The tenant horror stories that result abound. One recent example: Owners of a home in a pricey Boston suburb, who were strapped for cash, decided to rent out their carriage house. The prospective tenant who responded to their ad was well-dressed and polite (sound familiar?) and the owners were in a hurry, so they accepted his explanation that he’d been working overseas, didn’t do a credit check (because they didn’t want to spend the money) and didn’t even review his application, just shook his hand and gave him the key.

He moved in and immediately stopped paying the rent. After we had won a court order evicting him, but before the tenant had moved out, our client was standing at his mailbox when a postal truck pulled up, the doors opened and a swat team jumped out. They told our client to stay put, stormed the carriage house and arrested the tenant, who was wanted on felony charges in another state.

Even a cursory view of his application would have revealed gaps that made no sense; a credit check would have made it clear that this was not a tenant the owners wanted.

Landlords of less expensive (non-luxury) rental properties require credit checks for all prospective tenants with no exceptions. They know better than to assume that tenants who look and sound responsible will be. Looks can deceive. Just ask Susan if you disagree. That’s why we advise our clients to reject tenants who won’t permit a credit check (a definite red flag – what is it they don’t want you to see?) or who don’t have a Social Security Number. We also advise them, for obvious reasons, never to accept a personal check for a deposit.

There is some concern that requiring a Social Security Number will bar rentals to many foreign students and other foreign nationals, who might be good tenants. Some tenant attorneys have also suggested that landlords who require a Social Security number are discriminating illegally based on nationality or national origin, by renting only to U.S. residents.

Demonstrating Due Diligence

But requiring a Social Security number is neither unreasonable nor discriminatory. Social Security numbers are easy to obtain, you don’t have to be a U.S. citizen to get one and the non-discriminatory purpose for requiring them is clear: Credit reporting companies won’t provide a credit report without them. There is no other way for landlords to review the credit history of prospective tenants. That said, landlords should, of course, apply this requirement uniformly in order to avoid claims of discrimination.

As a practical matter, a prospective tenant with a newly issued SSN isn’t going to have much of a credit record to check, but by enforcing this requirement uniformly, landlords can demonstrate that they are making reasonable efforts to screen all their tenants – due diligence that, it is likely, other tenants are expecting the landlord to perform. If a tenant turns out to be an axe murderer or a child molester, tenants who are harmed may argue that they assumed the landlord screened all tenants and relied on that assumption. The landlord who has made every effort to screen the bad tenant — even if the background report revealed nothing – will have a much stronger liability defense than the landlord who did no screening at all.
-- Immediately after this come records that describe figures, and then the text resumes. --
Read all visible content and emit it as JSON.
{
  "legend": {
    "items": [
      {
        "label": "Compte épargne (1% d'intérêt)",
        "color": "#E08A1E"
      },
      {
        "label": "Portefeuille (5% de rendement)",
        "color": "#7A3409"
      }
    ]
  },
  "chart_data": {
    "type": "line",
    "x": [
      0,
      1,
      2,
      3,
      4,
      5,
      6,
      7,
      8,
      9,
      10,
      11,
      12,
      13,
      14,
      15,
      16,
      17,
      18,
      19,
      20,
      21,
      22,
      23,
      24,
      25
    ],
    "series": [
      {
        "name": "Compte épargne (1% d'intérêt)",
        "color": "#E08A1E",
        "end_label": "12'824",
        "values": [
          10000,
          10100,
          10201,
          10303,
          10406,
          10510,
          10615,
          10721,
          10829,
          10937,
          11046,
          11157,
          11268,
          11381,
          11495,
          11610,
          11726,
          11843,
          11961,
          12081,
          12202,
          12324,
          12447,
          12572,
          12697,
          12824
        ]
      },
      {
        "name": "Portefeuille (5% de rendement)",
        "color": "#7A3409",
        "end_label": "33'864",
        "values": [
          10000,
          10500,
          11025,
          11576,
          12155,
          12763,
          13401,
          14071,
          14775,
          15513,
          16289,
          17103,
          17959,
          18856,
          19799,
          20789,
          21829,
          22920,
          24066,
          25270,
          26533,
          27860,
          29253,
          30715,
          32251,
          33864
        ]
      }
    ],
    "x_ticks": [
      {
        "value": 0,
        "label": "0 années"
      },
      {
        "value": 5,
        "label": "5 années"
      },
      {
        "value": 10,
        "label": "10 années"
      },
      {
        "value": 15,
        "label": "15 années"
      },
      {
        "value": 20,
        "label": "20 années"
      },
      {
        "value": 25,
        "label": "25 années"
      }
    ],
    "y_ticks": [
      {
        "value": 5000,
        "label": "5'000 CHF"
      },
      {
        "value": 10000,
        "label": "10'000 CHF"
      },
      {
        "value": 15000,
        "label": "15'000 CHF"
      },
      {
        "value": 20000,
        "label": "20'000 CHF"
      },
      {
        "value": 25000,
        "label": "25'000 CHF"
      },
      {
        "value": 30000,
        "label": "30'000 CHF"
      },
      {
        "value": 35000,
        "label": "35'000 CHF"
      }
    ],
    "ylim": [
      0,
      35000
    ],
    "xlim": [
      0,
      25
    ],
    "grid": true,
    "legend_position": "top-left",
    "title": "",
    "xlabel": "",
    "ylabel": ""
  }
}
The “tenant from Turkey” story has a post-script. The night before the Housing Court hearing, I got a call from the woman’s live-in boyfriend, who explained that her situation was desperate.

She had lost her job, lost the apartment she had been renting, and, he explained, “her parents wouldn’t send her any more money.” The boyfriend said it was he who suggested that his girlfriend masquerade as a well-heeled, newly employed prospective tenant, because as long as she looked the part, he was sure no one would check. He was right about that – the ploy worked at four buildings, two of which were owned by the same company.

Scamming these landlords was justified, the boyfriend told me, because “she had no place else to go. What else was she supposed to do?”

I told him I wasn’t going to try to give him a morality lesson on the phone, but I pointed out that other people who have lost their jobs and their apartments have found ways of dealing with the situation that didn’t involve fraud.

The boyfriend had one other question: “Do you think she needs an attorney?”

“I can’t give you legal advice,” I replied. “But yes, I think she needs an attorney – a criminal attorney.”